During the three weeks, he had enjoyed aquavit and other waters, which he had asked to be sent from Wittenberg, our mother having sent some of it on her own initiative. Now, however, he no longer went to the negotiations, and I was with him in the little room as he, without britches and in his dressing gown, went back and forth and prayed diligently, saying in addition to us brothers and the others present: “I was born and baptized here in Eisleben: What if I should stay?”
My brother put his arm around me, as I began to cry after hearing these words, and my Herr Father laid his hand on my head. I was fearful of the changes that would come, although I was secretly prepared to accept them, for which I felt ashamed. My father could not know that as he laid his hand on my head, and therefore I cried still more, since I was somehow deceiving him.
Before the evening meal, he began to complain there was pressure on his chest, but not the heart, then asked to be rubbed with warm towels, in which Martin and I tried to help by dipping the towels in the wooden vat and wringing them out. They were hot and hurt my hands, but I continued for the sake of my father and also in order to atone for my shame.
Then for three hours he slept peacefully on the daybed. We brothers as well as Justus Jonas, Herr Coelius, the landlord and his wife, and the town clerk from Eisleben watched over him until about half an hour past ten. We then carried him to his chamber and his warmed bed, where we all stayed. After that he slept, br
eathing quietly. Outside, the night watchman sang his little song warning of fire and foe, which sounded like a reminder from God through the mouth of the simple man out there.
About one of the clock, my father woke up and said to Herr Jonas, “Oh, Lord God, Dr. Jonas, how bad I feel, the pressure is so hard on my chest, oh, I will stay in Eisleben.”
We all helped him out of bed, he leaned against Martin and me, went back and forth in the small chamber, and once again desired warm towels, which we applied to him. Likewise, both physicians in the town were called, one a doctor, the other a master of medicine, as well as Count Albrecht and the countess, who tried out everything on Father, the aquavit and the doctor’s medicine.
Then Father began to pray so that cold chills went down my back, so near did I feel God being summoned.
“My heavenly Father, eternal, merciful God, you have revealed to me your beloved Son, our Lord Jesus Christ, whom I have made the center of my teaching and my faith, openly, whom I love and honor as my dear Savior and Redeemer, whom the godless persecute, desecrate, and curse: take my little soul to You.”
Then he said three times: “In manus tuas commendo spiritum meum, redemisti mi, deus veritatis.”
My brother confirmed to me that he then fell back into his beloved German and ended his prayer, “Ja, so hat Gott die Welt geliebt” (For God so loved the world).
Then he became silent, I thought he was dying, and he did not answer to our shakes and our calls. Martin looked at me, and it seemed that his eyes mirrored my own relief. Or was it his?
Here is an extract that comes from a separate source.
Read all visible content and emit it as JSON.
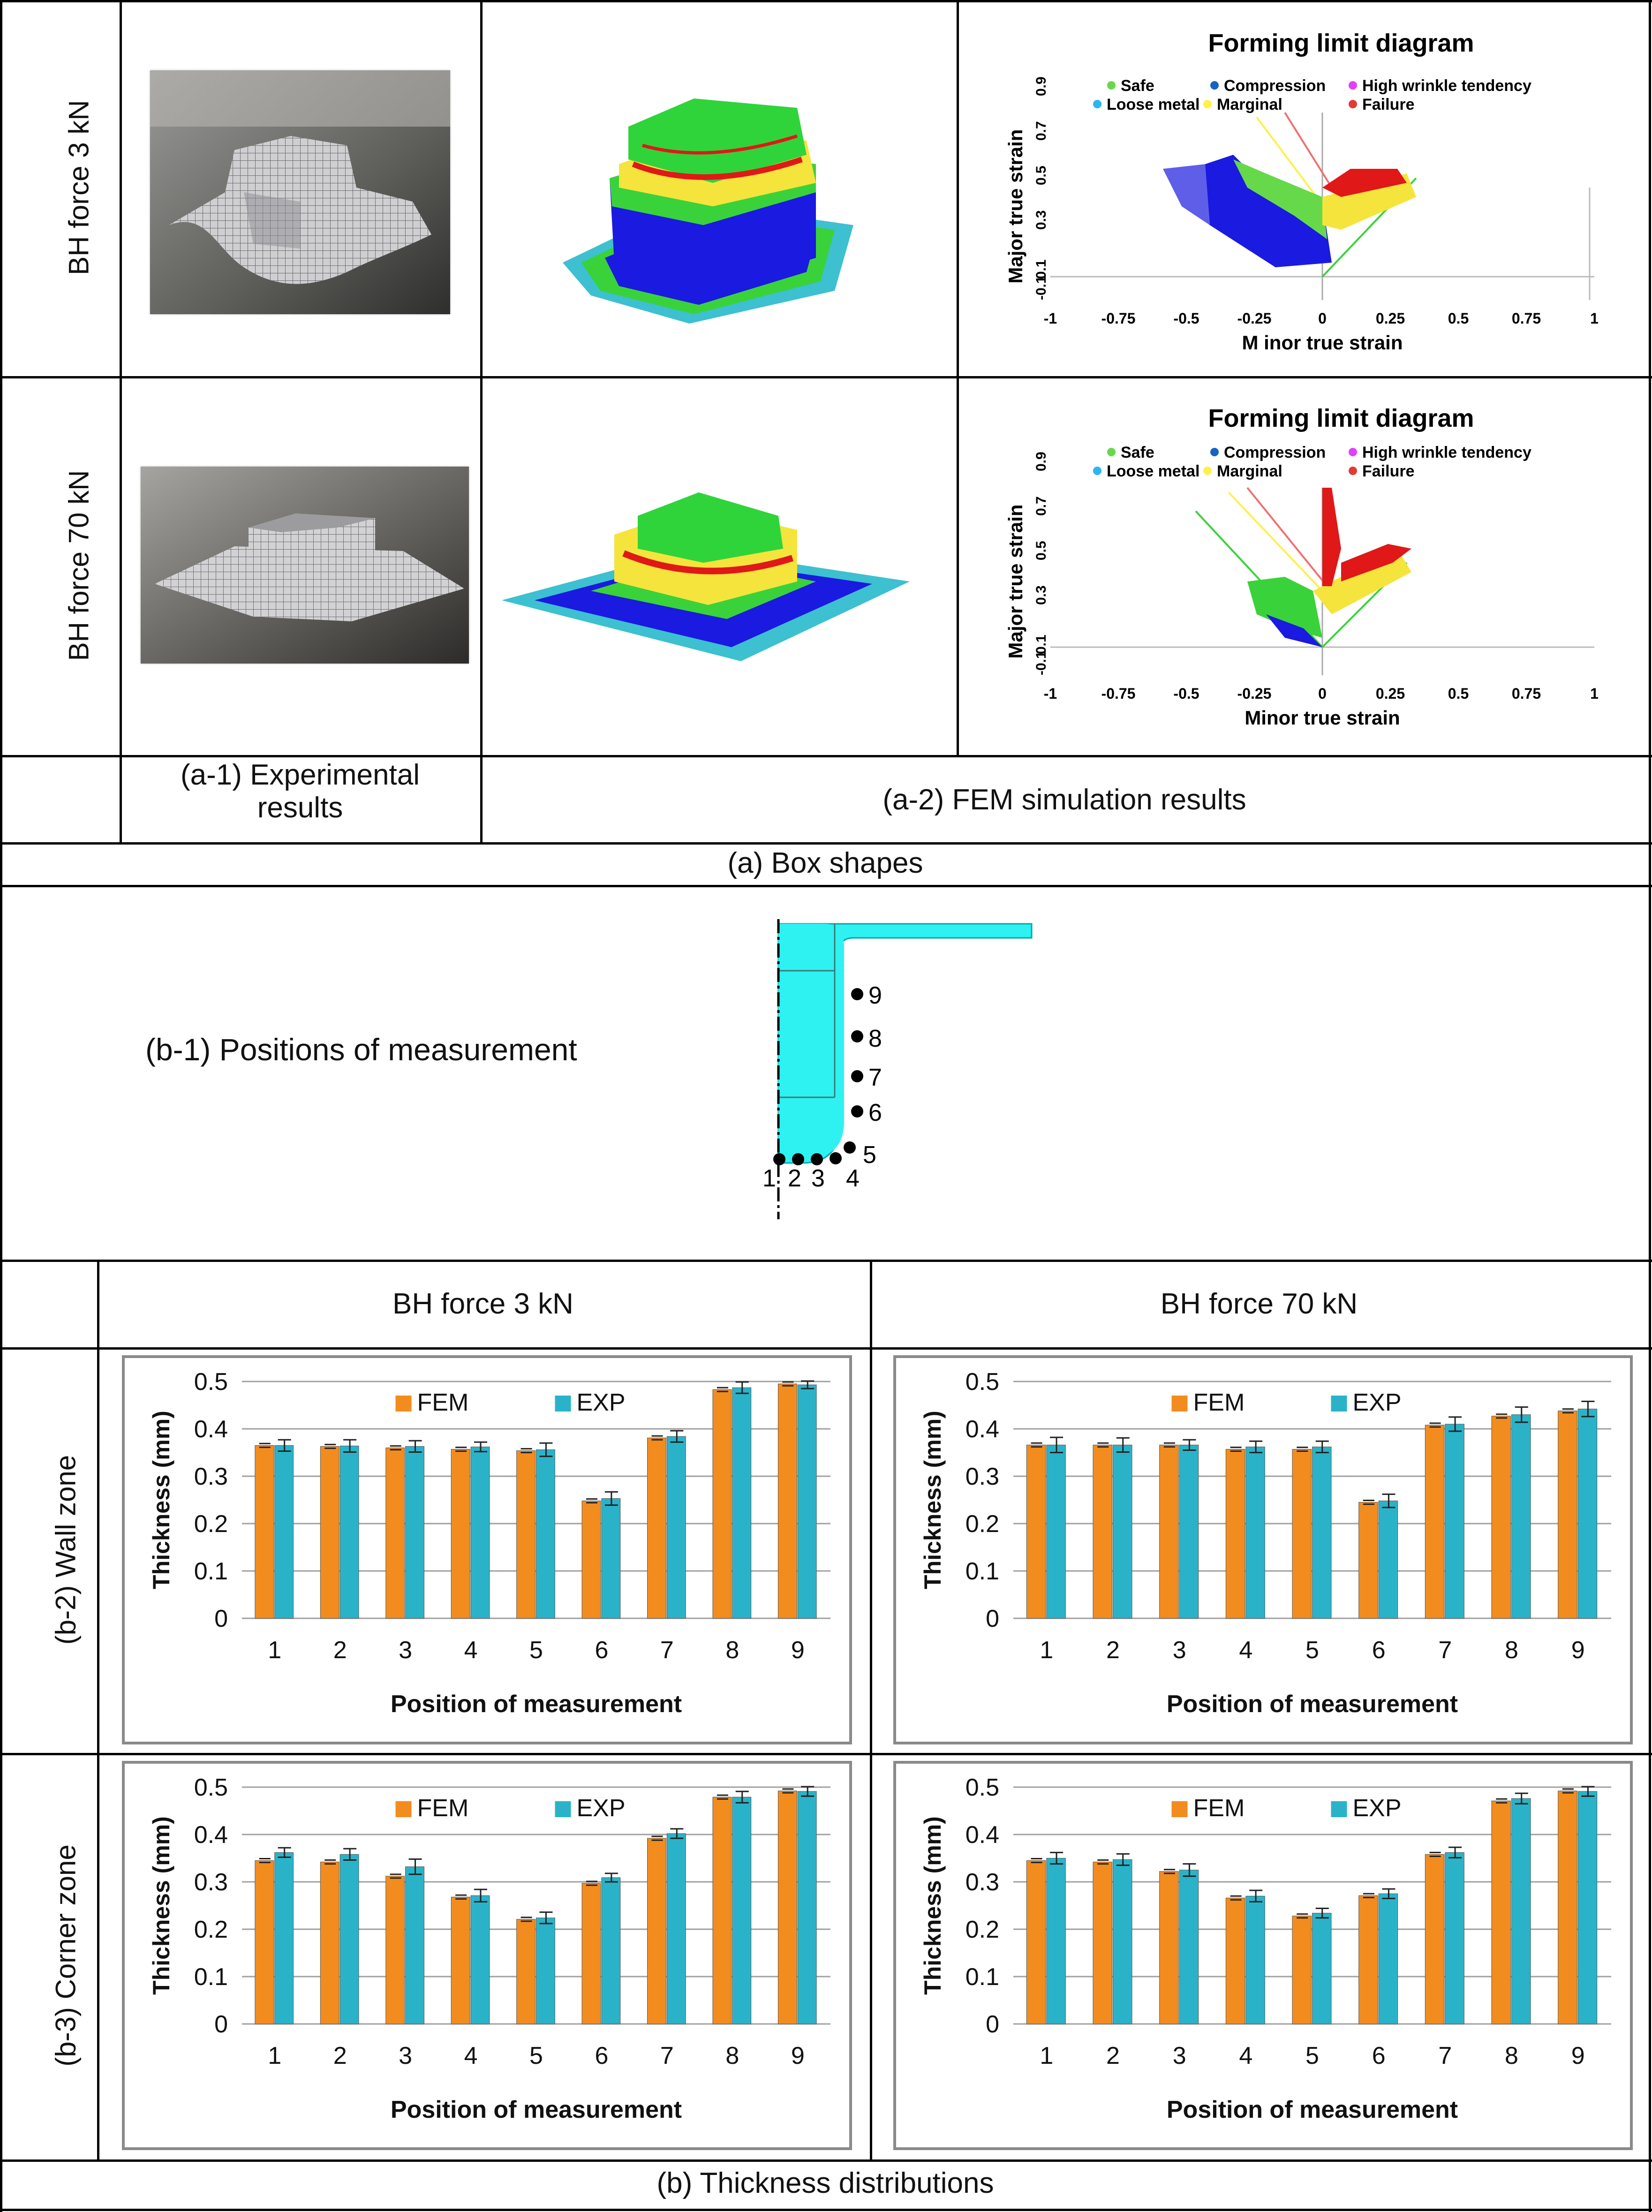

As the countess and the doctors rubbed him with aquavit, rose vinegar, lavender water, and other tonics—at which the countess limited herself to the upper part of the body, though also casting a quick look down where the doctors were busy—my father once more began to answer, although only weakly, with yes or no. Dr. Jonas and Herr Coelius shouted at him and asked, “Dearest Father, you acknowledge Christ, the Son of God, our Savior and Redeemer?”